Creating and editing security roles

Each Meridian vault can have any number of security roles, but the fewer there are, the easier they are to manage and assign.

To create or edit security roles:

1. In Configurator, on the Vault menu, select Roles and Privileges. The Roles and Privileges dialog box appears showing the current security roles that have been configured, if any.
2. To view the privileges for custom objects in the vault such as navigation views, reports, lookup lists, work area templates, document types (if document type security is enabled), and so on, select the Show object privileges check box in the lower-left corner of the dialog. The custom object names appear in blue text.

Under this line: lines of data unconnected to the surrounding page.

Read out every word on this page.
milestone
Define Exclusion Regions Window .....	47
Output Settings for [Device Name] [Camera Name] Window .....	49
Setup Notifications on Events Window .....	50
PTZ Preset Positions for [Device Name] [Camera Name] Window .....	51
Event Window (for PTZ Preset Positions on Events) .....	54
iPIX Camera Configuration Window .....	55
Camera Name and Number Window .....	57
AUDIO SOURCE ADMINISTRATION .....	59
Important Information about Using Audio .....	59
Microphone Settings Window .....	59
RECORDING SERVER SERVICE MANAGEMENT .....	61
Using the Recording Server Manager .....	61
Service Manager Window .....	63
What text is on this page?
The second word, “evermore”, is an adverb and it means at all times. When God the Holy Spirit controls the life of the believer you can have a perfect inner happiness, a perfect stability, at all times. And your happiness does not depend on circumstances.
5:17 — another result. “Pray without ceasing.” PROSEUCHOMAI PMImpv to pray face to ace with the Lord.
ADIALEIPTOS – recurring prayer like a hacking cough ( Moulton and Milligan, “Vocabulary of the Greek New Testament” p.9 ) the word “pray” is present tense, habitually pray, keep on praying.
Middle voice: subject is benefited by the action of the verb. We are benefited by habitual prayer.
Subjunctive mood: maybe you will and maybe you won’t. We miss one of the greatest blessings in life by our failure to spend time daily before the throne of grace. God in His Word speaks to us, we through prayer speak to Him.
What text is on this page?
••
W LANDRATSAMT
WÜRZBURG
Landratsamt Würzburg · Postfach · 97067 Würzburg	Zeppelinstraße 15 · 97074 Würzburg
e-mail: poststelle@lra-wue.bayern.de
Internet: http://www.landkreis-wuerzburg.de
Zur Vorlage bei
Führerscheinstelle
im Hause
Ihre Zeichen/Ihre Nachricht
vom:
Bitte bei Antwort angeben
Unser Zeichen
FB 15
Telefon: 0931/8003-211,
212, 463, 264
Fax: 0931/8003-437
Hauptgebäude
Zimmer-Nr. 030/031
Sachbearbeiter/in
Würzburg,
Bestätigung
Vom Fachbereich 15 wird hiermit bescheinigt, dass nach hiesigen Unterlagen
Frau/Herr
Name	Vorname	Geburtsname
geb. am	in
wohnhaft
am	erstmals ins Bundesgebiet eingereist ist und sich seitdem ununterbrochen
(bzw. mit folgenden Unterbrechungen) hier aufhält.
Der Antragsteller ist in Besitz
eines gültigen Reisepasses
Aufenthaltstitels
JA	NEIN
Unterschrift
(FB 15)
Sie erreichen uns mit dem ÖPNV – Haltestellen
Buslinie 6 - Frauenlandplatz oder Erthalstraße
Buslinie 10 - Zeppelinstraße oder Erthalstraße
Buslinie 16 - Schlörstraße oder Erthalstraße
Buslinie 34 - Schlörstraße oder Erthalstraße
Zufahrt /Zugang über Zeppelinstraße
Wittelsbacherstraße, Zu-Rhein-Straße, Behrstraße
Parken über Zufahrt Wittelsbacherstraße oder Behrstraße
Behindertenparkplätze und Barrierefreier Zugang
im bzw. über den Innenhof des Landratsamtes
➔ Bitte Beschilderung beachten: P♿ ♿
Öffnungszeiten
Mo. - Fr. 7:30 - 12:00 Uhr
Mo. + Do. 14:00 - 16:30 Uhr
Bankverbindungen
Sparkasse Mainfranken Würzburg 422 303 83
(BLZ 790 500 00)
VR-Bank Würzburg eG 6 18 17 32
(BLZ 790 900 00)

Note    When the vault’s Use document type security option is enabled, the Document privileges group that would otherwise apply to all document types is removed from the Privileges column. The privileges for each document type can then be found below each document type’s name in the Document Types group.

3. To delete a role:

1. Click the Delete Role button. The Delete Role dialog box appears.
2. Select the role that you want to delete and click OK. The role is deleted.

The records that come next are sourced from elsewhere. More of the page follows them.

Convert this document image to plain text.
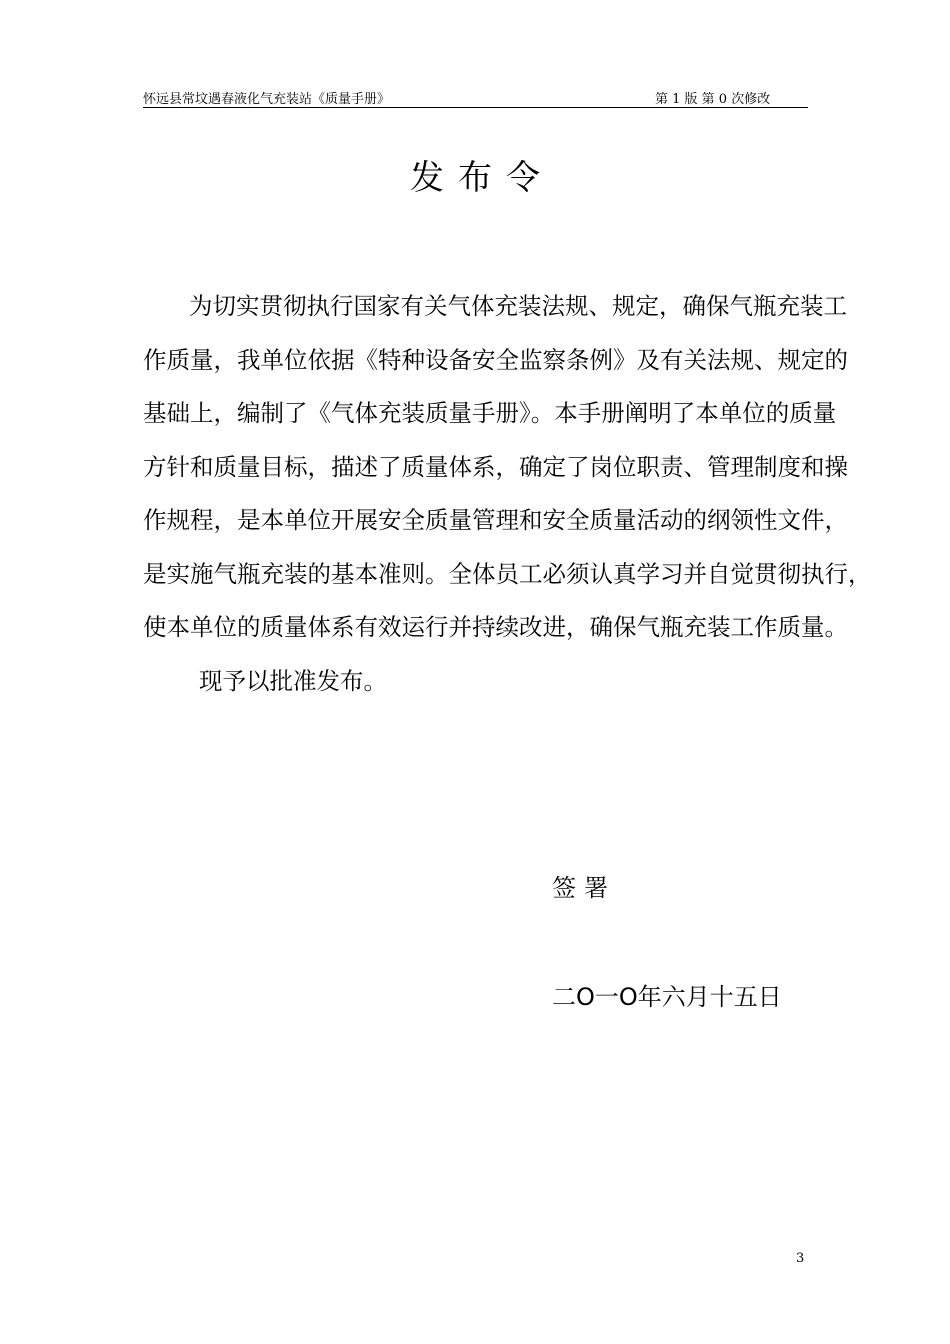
怀远县常坟遇春液化气充装站《质量手册》	第 1 版 第 0 次修改
发布令
为切实贯彻执行国家有关气体充装法规、规定，确保气瓶充装工
作质量，我单位依据《特种设备安全监察条例》及有关法规、规定的
基础上，编制了《气体充装质量手册》。本手册阐明了本单位的质量
方针和质量目标，描述了质量体系，确定了岗位职责、管理制度和操
作规程，是本单位开展安全质量管理和安全质量活动的纲领性文件，
是实施气瓶充装的基本准则。全体员工必须认真学习并自觉贯彻执行，
使本单位的质量体系有效运行并持续改进，确保气瓶充装工作质量。
现予以批准发布。
签署
二O一O年六月十五日
3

4. To edit a role, select or clear the check box in that role’s column for each privilege in the Privileges column. For information about each privilege, see Security privilege descriptions.

Tip    Right-click a role’s column heading to click Select All or Remove All.

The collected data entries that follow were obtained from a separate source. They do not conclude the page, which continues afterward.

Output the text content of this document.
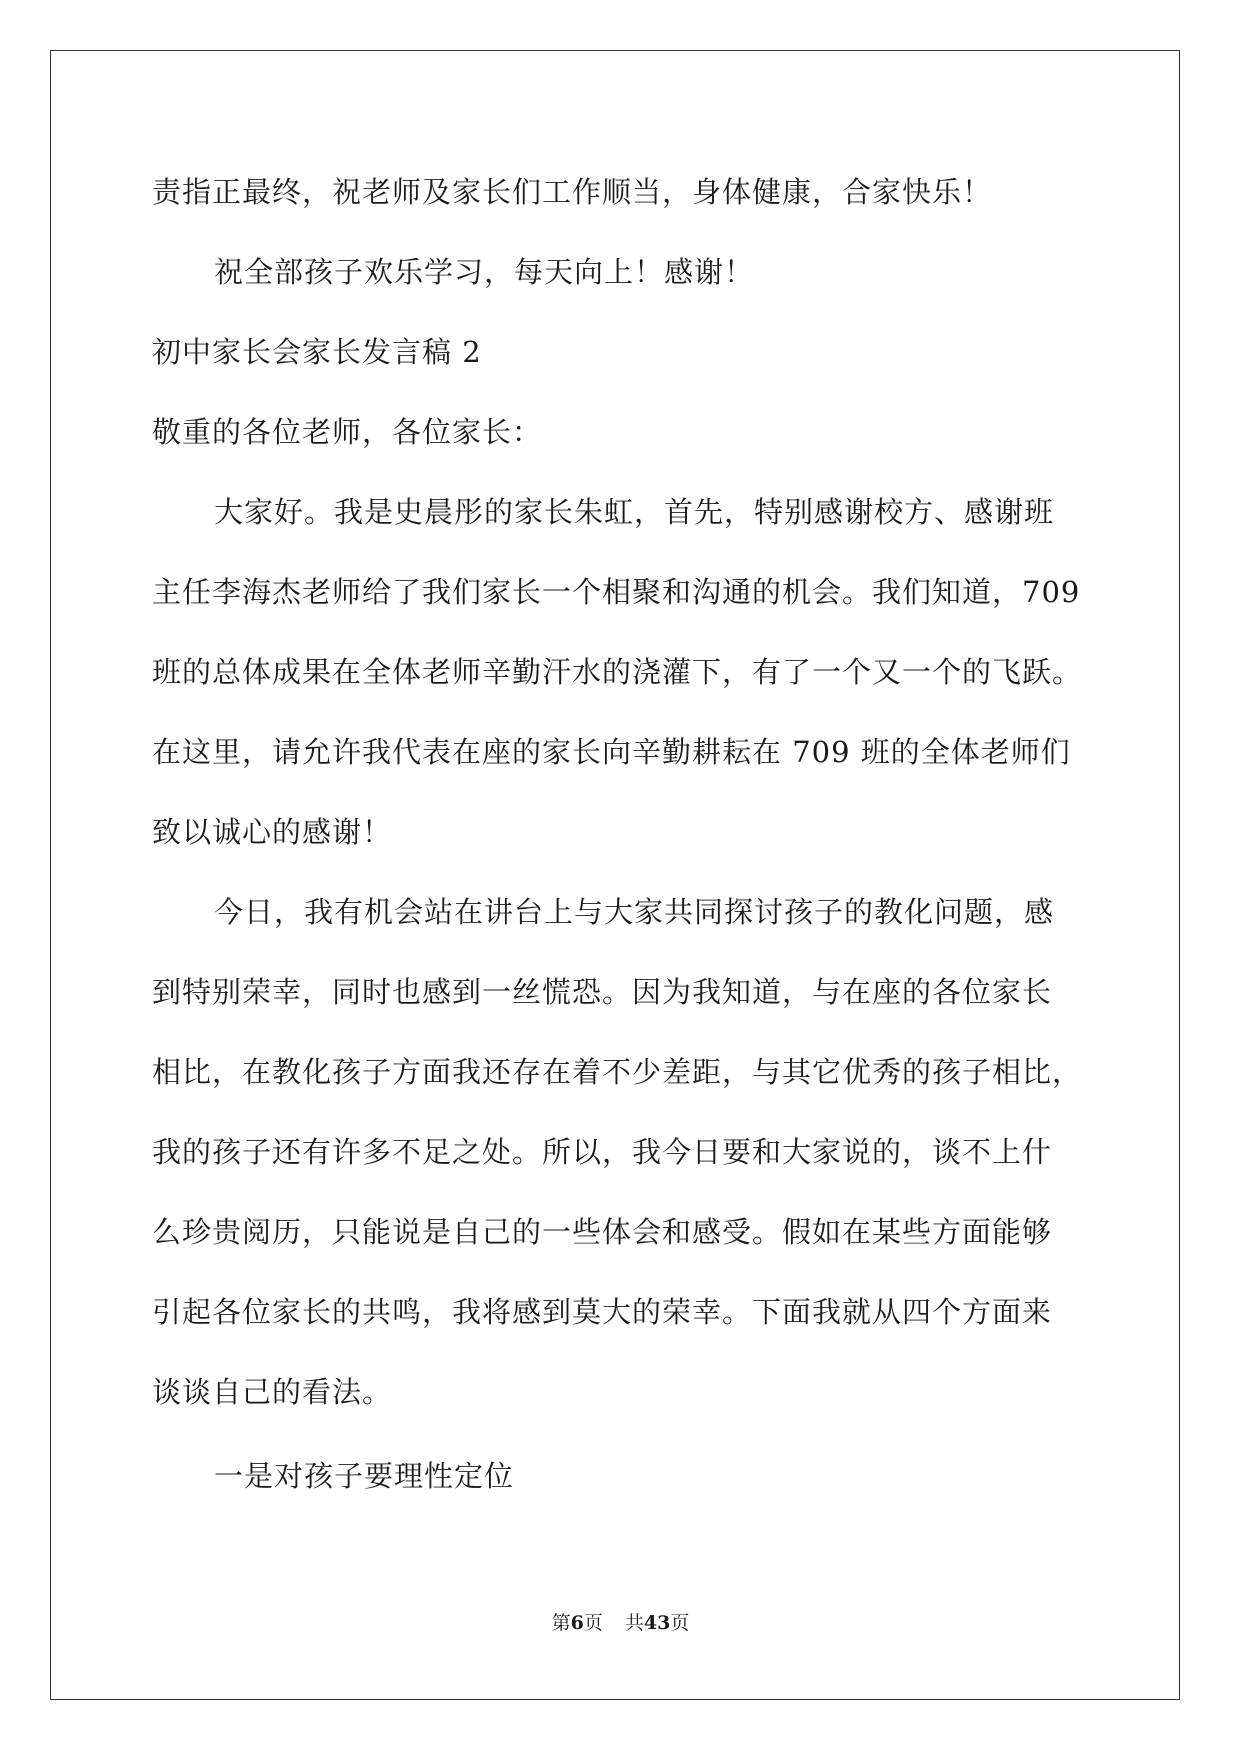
责指正最终，祝老师及家长们工作顺当，身体健康，合家快乐！
祝全部孩子欢乐学习，每天向上！感谢！
初中家长会家长发言稿 2
敬重的各位老师，各位家长：
大家好。我是史晨彤的家长朱虹，首先，特别感谢校方、感谢班
主任李海杰老师给了我们家长一个相聚和沟通的机会。我们知道，709
班的总体成果在全体老师辛勤汗水的浇灌下，有了一个又一个的飞跃。
在这里，请允许我代表在座的家长向辛勤耕耘在 709 班的全体老师们
致以诚心的感谢！
今日，我有机会站在讲台上与大家共同探讨孩子的教化问题，感
到特别荣幸，同时也感到一丝慌恐。因为我知道，与在座的各位家长
相比，在教化孩子方面我还存在着不少差距，与其它优秀的孩子相比，
我的孩子还有许多不足之处。所以，我今日要和大家说的，谈不上什
么珍贵阅历，只能说是自己的一些体会和感受。假如在某些方面能够
引起各位家长的共鸣，我将感到莫大的荣幸。下面我就从四个方面来
谈谈自己的看法。
一是对孩子要理性定位
第6页 共43页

5. To create a role, click the New Role button. The New Role dialog box appears.

Tip    Create the role with the most privileges first, and then copy the privileges of that role to the next role as described in the next step and revoke the appropriate privileges. Repeat copying the privileges of the role with the least privileges to each subsequent role and delete the appropriate privileges until all roles have been created.

6. Click options or type values using the descriptions in the following table.

7. Click OK. A new column is added to the Roles and Privileges dialog with the copied privileges.
8. Select or clear the check box in the new role’s column for each privilege in the Privileges column. For information about each privilege, see Security privilege descriptions.
   
   Note    Privileges for tables created prior to Meridian 2010 are not available until after they have been created by clicking the Privileges button on the table’s General page in Configurator.
9. When you are finished creating and editing roles, click OK.

Changes to existing roles take effect immediately. New roles must be assigned to vault folders as described in the BlueCielo Meridian Enterprise User’s Guide.

Tip     By default, new vaults have no security roles assigned and the first role that is assigned is granted exclusive access to the vault until other security roles are assigned. Create the role with the highest level of access first (for example, Administrator) and assign the system’s administrators to it at the root of the vault before assigning any other security roles. This will prevent you from accidentally denying system administrators access to the vault and assigning other roles. It will also grant system administrators access to the entire vault unless role inheritance is overridden by assignments at any folders. If you accidentally deny access to all system administrators, see the BlueCielo Meridian Enterprise Administrator’s Guide.

Tip  By default, folders and work areas inherit their security role assignments from their parent folder or area recursively all the way to the root of the vault. This makes setting security for the entire vault as easy as assigning roles just once at the root of the vault. Role assignments for specific folders may then be overridden, if necessary, as described in BlueCielo Meridian Enterprise User’s Guide.

Tip     After configuring and testing the roles in a vault, create a Windows user group for each role. The groups should be domain or local groups, as described in the BlueCielo Meridian Enterprise Administrator’s Guide. Then, assign the Windows user groups to roles in the vault. You may then easily add new users to the system by simply assigning them to the correct Windows user group without the need to change the role assignments in the vault.

Note    If a user is a member of multiple roles assigned to the same folder, their effective rights in that folder are those of the more permissive role. Therefore, avoid assigning users to multiple groups that are assigned to roles applied to the same folders.